I think it's worth noting that it doesn't seem like the author here sees it quite the same way as you do. Burnout is obviously bad, but it also seems to me that he genuinely enjoys writing open source software, so I guess that enjoyment (plus some "opportunities" he got) is the gain.
This is quite similar situation when many idealist engineers grow, often unwillingly, into politics, management or C*O level - someday the coding fun ends and the not so fun business work takes over.
The hope to find similar people who really want to work on the project too and split the workload for everybody.
Giving something back: i use so many OS tools, so i give back a tool that a made to solve a problem for me, hopefully it could solve problems for others.
On the other side, you don't have to maintain an OS project, you can publish it "as is".
I know people that publish basic OS software and sell their time to extend the project to the needs of customers. (so it could be a business model)
Burnout is not a OS specific problem, it is something that anybody has to learn and find his own limits. I hope the post author learned how to deal with it in the last year.

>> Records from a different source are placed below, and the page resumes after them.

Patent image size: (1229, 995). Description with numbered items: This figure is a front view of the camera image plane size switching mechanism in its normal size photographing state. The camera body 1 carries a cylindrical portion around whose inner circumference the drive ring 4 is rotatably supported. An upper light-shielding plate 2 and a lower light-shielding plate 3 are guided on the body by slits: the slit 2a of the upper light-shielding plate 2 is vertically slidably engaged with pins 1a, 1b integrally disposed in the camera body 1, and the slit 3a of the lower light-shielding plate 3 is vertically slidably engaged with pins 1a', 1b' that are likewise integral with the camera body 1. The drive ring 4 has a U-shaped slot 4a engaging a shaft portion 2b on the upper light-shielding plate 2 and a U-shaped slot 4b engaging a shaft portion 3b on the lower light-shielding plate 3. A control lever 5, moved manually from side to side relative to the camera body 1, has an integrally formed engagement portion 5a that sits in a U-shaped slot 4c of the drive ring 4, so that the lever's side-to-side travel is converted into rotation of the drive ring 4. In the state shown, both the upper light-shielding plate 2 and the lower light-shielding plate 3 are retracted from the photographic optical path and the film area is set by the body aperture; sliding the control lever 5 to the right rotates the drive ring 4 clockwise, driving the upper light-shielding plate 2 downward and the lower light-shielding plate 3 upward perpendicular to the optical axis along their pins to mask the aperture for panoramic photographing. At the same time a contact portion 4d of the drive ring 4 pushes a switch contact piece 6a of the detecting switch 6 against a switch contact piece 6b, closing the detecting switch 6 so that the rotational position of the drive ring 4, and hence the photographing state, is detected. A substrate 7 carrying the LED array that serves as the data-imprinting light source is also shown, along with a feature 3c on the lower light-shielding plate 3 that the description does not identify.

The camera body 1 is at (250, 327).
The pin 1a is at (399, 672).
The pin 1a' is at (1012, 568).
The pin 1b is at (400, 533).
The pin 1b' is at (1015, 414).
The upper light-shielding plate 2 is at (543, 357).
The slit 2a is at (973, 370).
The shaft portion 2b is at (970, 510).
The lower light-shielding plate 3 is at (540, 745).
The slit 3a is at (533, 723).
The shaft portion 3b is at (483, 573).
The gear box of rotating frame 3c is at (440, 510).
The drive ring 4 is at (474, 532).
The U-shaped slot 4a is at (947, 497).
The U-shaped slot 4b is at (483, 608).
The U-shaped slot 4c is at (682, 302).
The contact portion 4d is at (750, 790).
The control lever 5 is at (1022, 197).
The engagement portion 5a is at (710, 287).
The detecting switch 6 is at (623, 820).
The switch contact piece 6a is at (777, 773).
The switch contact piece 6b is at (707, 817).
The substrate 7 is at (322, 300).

If your primary motivation is short-term monetary gain then you're right, it doesn't sound like a rational undertaking.
I can think of two reasons to work on open source. Altruism, you want to give back to the community without expecting a monetary gain in return. Investment in skills, if you want to differentiate yourself from peers, you'll have something to talk about to potential employers. It is a great opportunity to learn and become a better software engineer.
> I'd only do it if it paid money. If people aren't willing to pay then I'm not willing to work.
Would a form of UBI, together with 20 or 30 hours work week work for you? I seriously wonder what the state of open-source hardware and software would be if society would focus on redistributing automation gains more.
Yep, I've stopped owning Open Source projects. All projects are for me now, and I reap the minuscule rewards from being all the only benefactor of the effort. But at least it's not a net negative burden of time sink, support, server costs, hosting, burnout, etc.
* open source project
* success
* no monetary reward, maybe just cost
* burnout
* project abandoned
This is why I don't try to make any open source projects - what's the gain?
I'd only do it if it paid money. If people aren't willing to pay then I'm not willing to work.